The iPad app may be good enough — we’ll have to see — after all, if all you want is a big rectangle with Stranger Things floating in front of you, lack of native support shouldn’t be a huge problem? But given Apple’s Vision pro is basically its first TV, it could also be a letdown if running as an iPad app means Netflix is buggy or missing features that other native streaming apps may have. We’ve reached out to Netflix for comment.
Gurman writes about Netflix’s lack of support in the context of a broader issue Apple could have in getting high-profile developers to develop for its Vision Pro headset, a device that amounts to a wholly new platform for the company. As he observes, factors contributing to that potential struggle include the headset’s high starting price of $3,500, its likely limited first-year sales numbers, and the fact that third-party apps have already been a problem for Meta, Apple’s main competitor in the space.
When the Vision Pro launches, though, it will start off with a massive library of iPad apps, which the headset can run without alteration. Also, we already know Disney Plus will come to the device — Disney’s streaming service was heavily featured in the WWDC 2023 keynote announcing the Vision Pro — and Gurman points out that Zoom and Microsoft have both committed software development for it.

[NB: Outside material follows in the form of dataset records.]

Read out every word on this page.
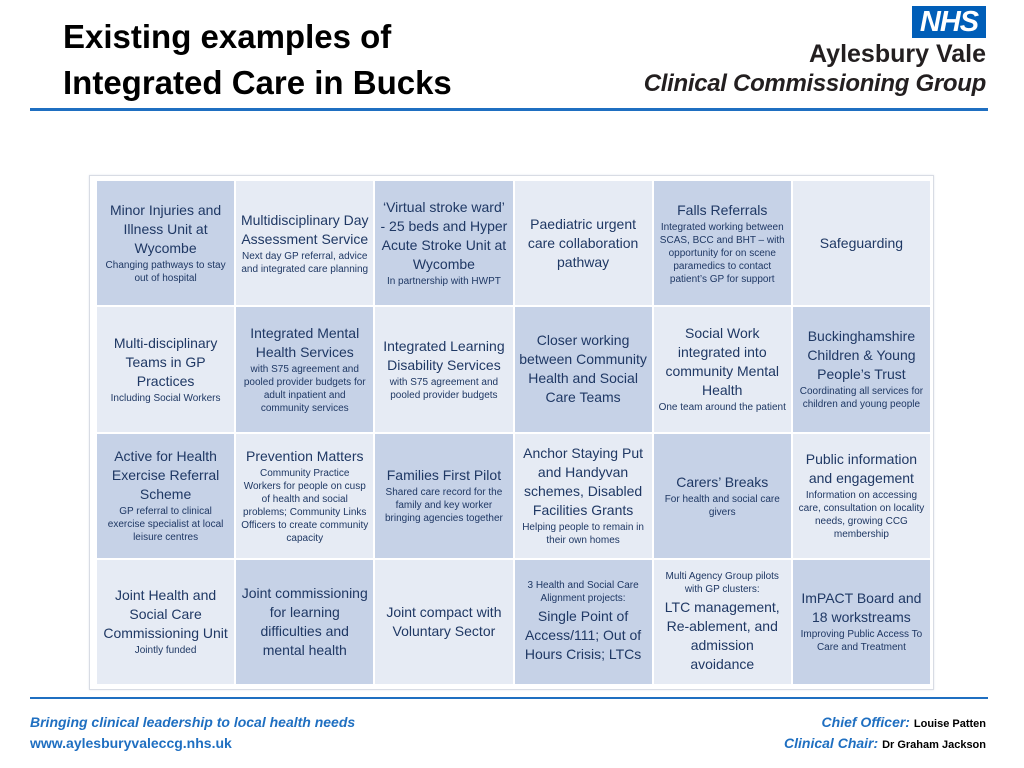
Existing examples of
Integrated Care in Bucks
NHS
Aylesbury Vale
Clinical Commissioning Group
Minor Injuries and Illness Unit at Wycombe
Changing pathways to stay out of hospital
Multidisciplinary Day Assessment Service
Next day GP referral, advice and integrated care planning
‘Virtual stroke ward’ - 25 beds and Hyper Acute Stroke Unit at Wycombe
In partnership with HWPT
Paediatric urgent care collaboration pathway
Falls Referrals
Integrated working between SCAS, BCC and BHT – with opportunity for on scene paramedics to contact patient’s GP for support
Safeguarding
Multi-disciplinary Teams in GP Practices
Including Social Workers
Integrated Mental Health Services
with S75 agreement and pooled provider budgets for adult inpatient and community services
Integrated Learning Disability Services
with S75 agreement and pooled provider budgets
Closer working between Community Health and Social Care Teams
Social Work integrated into community Mental Health
One team around the patient
Buckinghamshire Children & Young People’s Trust
Coordinating all services for children and young people
Active for Health Exercise Referral Scheme
GP referral to clinical exercise specialist at local leisure centres
Prevention Matters
Community Practice Workers for people on cusp of health and social problems; Community Links Officers to create community capacity
Families First Pilot
Shared care record for the family and key worker bringing agencies together
Anchor Staying Put and Handyvan schemes, Disabled Facilities Grants
Helping people to remain in their own homes
Carers’ Breaks
For health and social care givers
Public information and engagement
Information on accessing care, consultation on locality needs, growing CCG membership
Joint Health and Social Care Commissioning Unit
Jointly funded
Joint commissioning for learning difficulties and mental health
Joint compact with Voluntary Sector
3 Health and Social Care Alignment projects:
Single Point of Access/111; Out of Hours Crisis; LTCs
Multi Agency Group pilots with GP clusters:
LTC management, Re-ablement, and admission avoidance
ImPACT Board and 18 workstreams
Improving Public Access To Care and Treatment
Bringing clinical leadership to local health needs
www.aylesburyvaleccg.nhs.uk
Chief Officer: Louise Patten
Clinical Chair: Dr Graham Jackson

He also speculates that Vision Pro apps will cost more than their iPhone and iPad counterparts. Much more, in fact — Gurman says he “wouldn’t be surprised if $20 is the new $1 for most” apps on the platform, and that more professional apps could cost between $50 and $250. That’s far from unheard-of on the iOS app store, and wouldn’t be surprising on the Vision Pro at all. Neither would his speculation about some games going for $40 to $60, at least at the outset, when buyers of the headset will be mostly the early adopter tech enthusiast crowd.